Разве с индивидом происходит не нечто подобное? Когда пациенты решаются на постоянный анализ, их энтузиазм довольно быстро пропадает; они превращаются в чиновников, исследующих бессознательное. С другой стороны, те пациенты, которые не превращают анализ в постоянное занятие, в программу для бессознательного, способны возвращаться к нему в надлежащее время. Они способны возобновлять анализ в период наступления трансформации, не следуя заранее заданному плану. По существу это напоминает проводимые нами обсуждения, когда мы размышляем над мотивацией пациента или над важностью внимательной оценки состояния пациента как в начальный период анализа, так и по мере развития событий. У пациентов, обращающихся к анализу только потому, что он был им рекомендован, или просто намеревающихся воспользоваться его методами, поступающих так без глубокого внутреннего чувства, вероятность успешного результата весьма незначительна. В любом случае реальные шансы на успех значительно выше у тех пациентов, которые решаются на обращение к аналитику, не осознавая причин такого обращения, но излагают свои истории с отчаянным энтузиазмом. Это утверждение может показаться парадоксальным. Однако оно эквивалентно суждению, согласно которому первая модель, модель медицинского лечения, менее пригодна для анализа, чем модель трагического повествования; мужество существовать в рамках парадокса характеризовало именно трагического героя.
Каждый пациент, решающийся на конфронтацию со своей тенью, имеет нечто общее с теми порочными героями, к которым нас приучила трагедия. Герои такого рода (Медея, Макбет) видят зло, в которое вовлечены, однако они с изумлением взирают на могучие силы, во власти которых оказались. Они более не понимают себя, не понимают причин своих поступков: они раздваиваются, однако одновременно понимают, что их амбивалентность не помешает им действовать. Медея убивает своих сыновей не потому, что их не любит; она убивает их вопреки тому, что любит их.
Голливудский негодяй утратил человеческую сложность такого рода; жизнь в эпоху Голливуда означает отсутствие каких-либо моделей для терзающих нас конфликтов, для конфронтации с тенью. Чтобы вновь обнаружить трагический дух, мы вынуждены превратить наше время в «век анализа». В случае успеха мы в конечном итоге подчинимся своим страстям. И возможно, мы обнаружим также такой глубокий источник покорности, который позволит обрести совершенно невероятное спасение, внезапно и намеренно изменить наше поведение. Подобно трагическому герою, пациент, возможно, ощутит, что за убежденностью в своей способности внезапного изменения к лучшему скрывается большая доля «гордыни»: самонадеянность героев трагедии, желающих изменить свою судьбу; самонадеянность анализандов, желающих немедленно и во что бы то ни стало осознать бессознательное.
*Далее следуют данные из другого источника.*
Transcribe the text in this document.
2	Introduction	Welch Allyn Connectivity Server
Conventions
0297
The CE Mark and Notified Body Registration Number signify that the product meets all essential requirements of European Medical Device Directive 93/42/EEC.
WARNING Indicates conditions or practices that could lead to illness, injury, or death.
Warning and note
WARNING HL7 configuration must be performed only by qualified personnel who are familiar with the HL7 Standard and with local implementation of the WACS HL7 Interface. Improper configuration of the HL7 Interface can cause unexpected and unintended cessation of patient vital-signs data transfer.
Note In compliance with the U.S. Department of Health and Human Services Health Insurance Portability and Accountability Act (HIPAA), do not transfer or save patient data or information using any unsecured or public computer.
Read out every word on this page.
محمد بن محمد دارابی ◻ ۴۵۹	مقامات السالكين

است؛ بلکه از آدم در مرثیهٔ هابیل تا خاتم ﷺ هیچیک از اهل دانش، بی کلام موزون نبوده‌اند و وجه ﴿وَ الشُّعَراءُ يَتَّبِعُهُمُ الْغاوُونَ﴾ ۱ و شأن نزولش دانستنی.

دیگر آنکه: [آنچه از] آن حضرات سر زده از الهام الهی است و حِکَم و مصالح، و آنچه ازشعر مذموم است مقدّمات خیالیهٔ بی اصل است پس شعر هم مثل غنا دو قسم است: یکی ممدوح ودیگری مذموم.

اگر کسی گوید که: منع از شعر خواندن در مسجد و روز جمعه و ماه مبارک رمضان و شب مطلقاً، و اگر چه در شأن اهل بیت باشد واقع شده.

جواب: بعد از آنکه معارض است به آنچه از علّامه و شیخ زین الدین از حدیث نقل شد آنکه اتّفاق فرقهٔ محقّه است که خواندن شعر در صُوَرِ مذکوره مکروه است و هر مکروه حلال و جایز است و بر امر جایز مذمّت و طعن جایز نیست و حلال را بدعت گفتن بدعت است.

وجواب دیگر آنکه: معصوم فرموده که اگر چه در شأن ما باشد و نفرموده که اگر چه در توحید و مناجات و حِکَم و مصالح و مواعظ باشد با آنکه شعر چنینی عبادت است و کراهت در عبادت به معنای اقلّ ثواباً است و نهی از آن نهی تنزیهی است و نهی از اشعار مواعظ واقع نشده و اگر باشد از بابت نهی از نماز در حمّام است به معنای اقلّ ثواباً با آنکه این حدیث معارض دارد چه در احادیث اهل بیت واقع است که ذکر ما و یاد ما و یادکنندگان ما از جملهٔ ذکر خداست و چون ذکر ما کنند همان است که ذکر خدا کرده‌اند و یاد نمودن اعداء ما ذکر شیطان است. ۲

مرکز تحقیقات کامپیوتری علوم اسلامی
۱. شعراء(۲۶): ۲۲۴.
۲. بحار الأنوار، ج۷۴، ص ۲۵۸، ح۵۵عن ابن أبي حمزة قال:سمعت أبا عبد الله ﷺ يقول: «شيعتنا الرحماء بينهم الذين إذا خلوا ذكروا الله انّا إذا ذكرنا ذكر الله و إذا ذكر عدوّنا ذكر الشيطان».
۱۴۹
Если пациенту суждено быть трагическим героем, то аналитик тоже должен уметь с уважением относиться к такому статусу пациента. В те моменты, которые мы обозначаем как «драматические», задача аналитика состоит не в том, чтобы интерпретировать пациента, а в том, чтобы наблюдать за ним точно так же, как зритель наблюдает за трагической драмой: в духе уважения к значимости персонажа (ведь каждый из нас обязан обладать собственной значимостью) и в духе соучастия, освободившись от всех теорий, с уважением к действиям этого персонажа. Подобно наступлению истинно трагической развязки, наступление момента истины в анализе (а такой момент и является показателем истинного анализа) часто не поддается теоретическому прогнозированию, поскольку он представляет собой не концепцию, а воображаемое представление: анализировать его можно только позднее, после того, как драма придет к своему завершению.
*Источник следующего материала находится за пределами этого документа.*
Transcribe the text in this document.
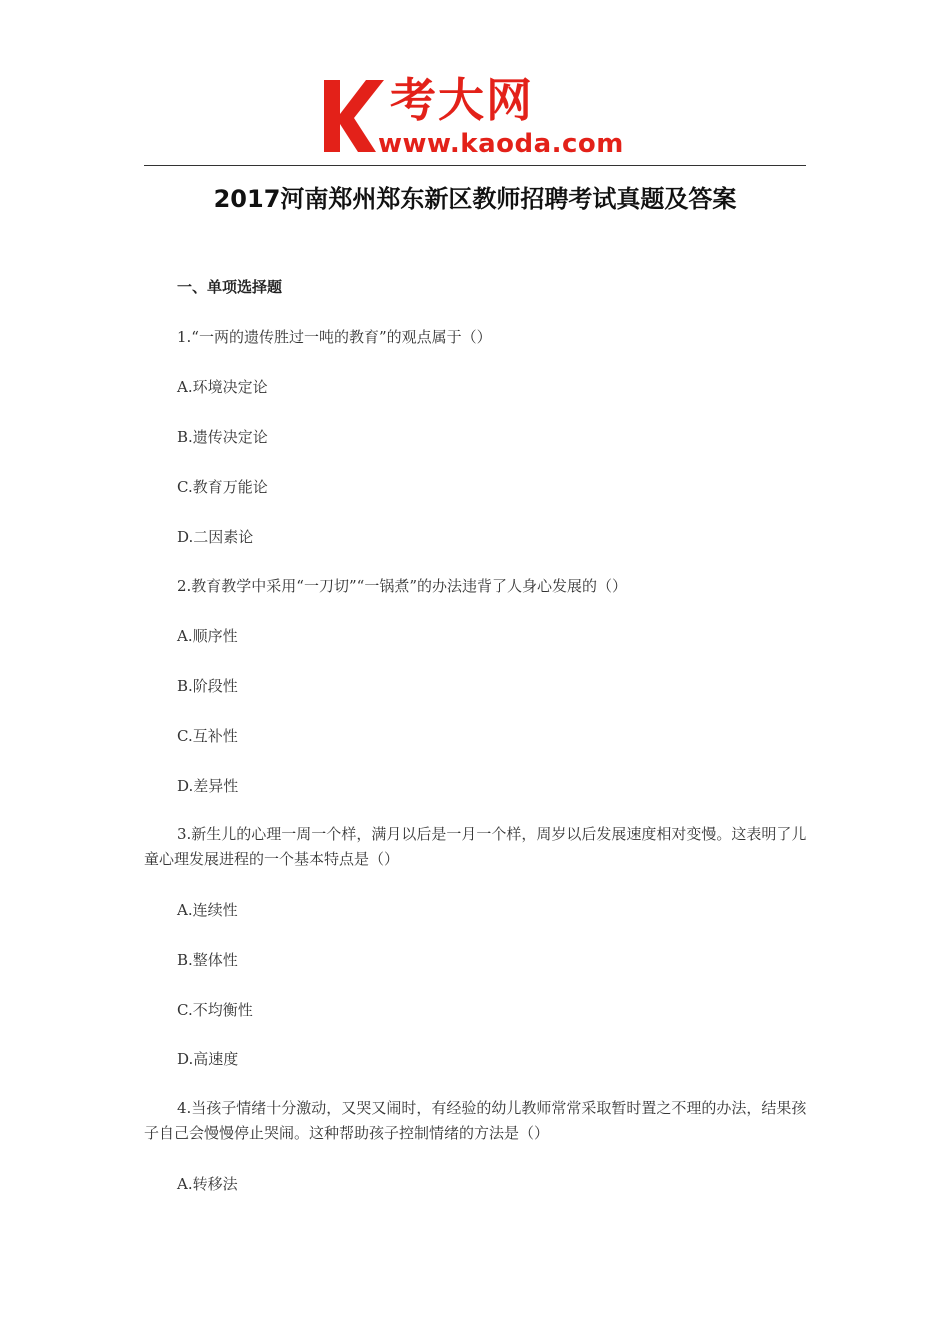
考大网
www.kaoda.com
2017河南郑州郑东新区教师招聘考试真题及答案
一、单项选择题
1.“一两的遗传胜过一吨的教育”的观点属于（）
A.环境决定论
B.遗传决定论
C.教育万能论
D.二因素论
2.教育教学中采用“一刀切”“一锅煮”的办法违背了人身心发展的（）
A.顺序性
B.阶段性
C.互补性
D.差异性
3.新生儿的心理一周一个样，满月以后是一月一个样，周岁以后发展速度相对变慢。这表明了儿童心理发展进程的一个基本特点是（）
A.连续性
B.整体性
C.不均衡性
D.高速度
4.当孩子情绪十分激动，又哭又闹时，有经验的幼儿教师常常采取暂时置之不理的办法，结果孩子自己会慢慢停止哭闹。这种帮助孩子控制情绪的方法是（）
A.转移法
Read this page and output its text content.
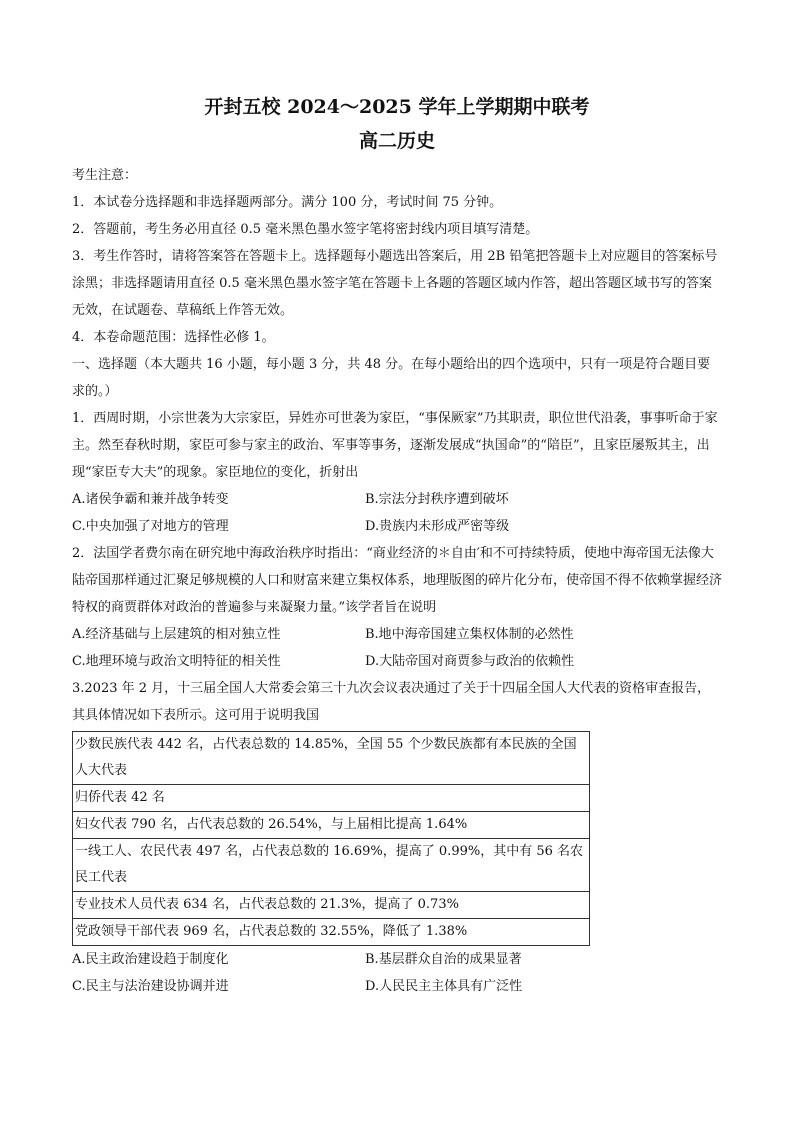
开封五校 2024～2025 学年上学期期中联考
高二历史

考生注意：

1．本试卷分选择题和非选择题两部分。满分 100 分，考试时间 75 分钟。

2．答题前，考生务必用直径 0.5 毫米黑色墨水签字笔将密封线内项目填写清楚。

3．考生作答时，请将答案答在答题卡上。选择题每小题选出答案后，用 2B 铅笔把答题卡上对应题目的答案标号涂黑；非选择题请用直径 0.5 毫米黑色墨水签字笔在答题卡上各题的答题区域内作答，超出答题区域书写的答案无效，在试题卷、草稿纸上作答无效。

4．本卷命题范围：选择性必修 1。

一、选择题（本大题共 16 小题，每小题 3 分，共 48 分。在每小题给出的四个选项中，只有一项是符合题目要求的。）

1．西周时期，小宗世袭为大宗家臣，异姓亦可世袭为家臣，“事保厥家”乃其职责，职位世代沿袭，事事听命于家主。然至春秋时期，家臣可参与家主的政治、军事等事务，逐渐发展成“执国命”的“陪臣”，且家臣屡叛其主，出现“家臣专大夫”的现象。家臣地位的变化，折射出

A.诸侯争霸和兼并战争转变	B.宗法分封秩序遭到破坏
C.中央加强了对地方的管理	D.贵族内未形成严密等级

2．法国学者费尔南在研究地中海政治秩序时指出：“商业经济的＊自由′和不可持续特质，使地中海帝国无法像大陆帝国那样通过汇聚足够规模的人口和财富来建立集权体系，地理版图的碎片化分布，使帝国不得不依赖掌握经济特权的商贾群体对政治的普遍参与来凝聚力量。”该学者旨在说明

A.经济基础与上层建筑的相对独立性	B.地中海帝国建立集权体制的必然性
C.地理环境与政治文明特征的相关性	D.大陆帝国对商贾参与政治的依赖性

3.2023 年 2 月，十三届全国人大常委会第三十九次会议表决通过了关于十四届全国人大代表的资格审查报告，其具体情况如下表所示。这可用于说明我国

少数民族代表 442 名，占代表总数的 14.85%，全国 55 个少数民族都有本民族的全国人大代表
归侨代表 42 名
妇女代表 790 名，占代表总数的 26.54%，与上届相比提高 1.64%
一线工人、农民代表 497 名，占代表总数的 16.69%，提高了 0.99%，其中有 56 名农民工代表
专业技术人员代表 634 名，占代表总数的 21.3%，提高了 0.73%
党政领导干部代表 969 名，占代表总数的 32.55%，降低了 1.38%
A.民主政治建设趋于制度化	B.基层群众自治的成果显著
C.民主与法治建设协调并进	D.人民民主主体具有广泛性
Пациент, начинающий анализ, приносит с собой две крайне личностные вещи: это личное повествование и личная боль. Они уникальны и не могут принадлежать кому-то другому. Анализ смертельно пострадал бы, если бы аналитик объявил пациенту, что данное конкретное повествование и данная конкретная боль не являются полностью уникальными. Повествование и боль неразрывно связаны между собой тугим узлом; точно таким же узлом они связаны с личностью пациента. Данное страдание и данное повествование пациент не может и не должен забыть. Повествование может внести в жизнь новый смысл. Повествование может, изменив направление энергии и взгляда, которые ранее были обращены только назад (в сторону страданий разбитого прошлого пациента), устремить их в такое пространство, где они получат место в потоке событий, которое включает в себя также и жизнь, устремленную в будущее.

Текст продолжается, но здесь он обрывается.